Though Asturias does not preach or offer simple solutions, the inescapable truth of Mulata is modern man’s urgent need for a balance between spirit and matter, instinct and reason, a wholeness which may be achieved by a reexamination of long-forgotten or barely remembered truths inherent in the myths and legends of the ancients.

Bibliography

Callan, Richard. Miguel Ángel Asturias. New York: Twayne, 1970. An introductory study with a chapter of biography and a separate chapter discussing each of Asturias’s major novels. Includes a chronology, notes, and an annotated bibliography.

Gonzalez Echevarria, Roberto. Myth and Archive: A Theory of Latin American Narrative. Cambridge, England: Cambridge University Press, 1990. A very helpful volume in coming to terms with Asturias’s unusual narratives.

Harss, Luis, and Barbara Dohmann. Into the Mainstream. New York: Harpers, 1967. Includes an interview with Asturias covering the major features of his thought and fictional work.

Himmelblau, Jack. “Love, Self and Cosmos in the Early Works of Miguel Ángel Asturias.” Kentucky Romance Quarterly 18 (1971). Should be read in conjunction with Prieto.

Perez, Galo Rene. “Miguel Ángel Asturias.” Americas (January, 1968): 1-5. A searching examination of El Señor Presidente as a commentary on the novelist’s society.
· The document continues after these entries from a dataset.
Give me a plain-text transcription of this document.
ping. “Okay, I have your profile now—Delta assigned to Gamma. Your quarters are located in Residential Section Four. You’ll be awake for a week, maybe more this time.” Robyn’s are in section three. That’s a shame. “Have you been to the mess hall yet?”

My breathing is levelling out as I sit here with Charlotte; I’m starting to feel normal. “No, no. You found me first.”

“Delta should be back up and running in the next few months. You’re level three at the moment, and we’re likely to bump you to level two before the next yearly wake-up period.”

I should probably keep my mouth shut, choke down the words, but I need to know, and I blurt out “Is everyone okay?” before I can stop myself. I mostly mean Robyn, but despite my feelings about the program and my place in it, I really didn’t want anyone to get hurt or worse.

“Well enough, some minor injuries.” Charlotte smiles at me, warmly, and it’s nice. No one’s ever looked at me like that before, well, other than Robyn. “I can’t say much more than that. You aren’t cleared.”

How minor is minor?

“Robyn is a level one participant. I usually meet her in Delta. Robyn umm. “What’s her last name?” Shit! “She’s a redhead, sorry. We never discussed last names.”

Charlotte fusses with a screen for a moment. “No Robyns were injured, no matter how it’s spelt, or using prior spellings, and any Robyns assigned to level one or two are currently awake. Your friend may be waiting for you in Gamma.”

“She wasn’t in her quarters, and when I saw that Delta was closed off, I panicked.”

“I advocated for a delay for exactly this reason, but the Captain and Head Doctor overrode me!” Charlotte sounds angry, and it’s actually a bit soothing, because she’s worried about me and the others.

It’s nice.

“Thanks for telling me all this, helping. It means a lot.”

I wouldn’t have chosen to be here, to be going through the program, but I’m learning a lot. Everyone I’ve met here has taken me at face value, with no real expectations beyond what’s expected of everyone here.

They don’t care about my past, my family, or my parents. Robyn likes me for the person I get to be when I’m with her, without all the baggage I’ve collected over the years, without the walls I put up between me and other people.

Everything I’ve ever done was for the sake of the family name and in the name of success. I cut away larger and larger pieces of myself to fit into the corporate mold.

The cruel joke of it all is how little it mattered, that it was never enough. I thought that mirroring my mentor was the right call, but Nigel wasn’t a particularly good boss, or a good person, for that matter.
Prieto, Rene. Miguel Ángel Asturias’s Archaeology of Return. Cambridge, England: Cambridge University Press, 1993. The best available study in English of the novelist’s body of work. Prieto discusses both the stories and the novels, taking up issues of their unifying principles, idiom, and eroticism. See Prieto’s measured introduction, in which he carefully analyzes Asturias’s reputation and identifies his most important work. Includes very detailed notes and bibliography.

West, Anthony. Review of El Señor Presidente, by Miguel Ángel Asturias. The New Yorker, March 28, 1964. Often cited as one of the best interpretations of the novel.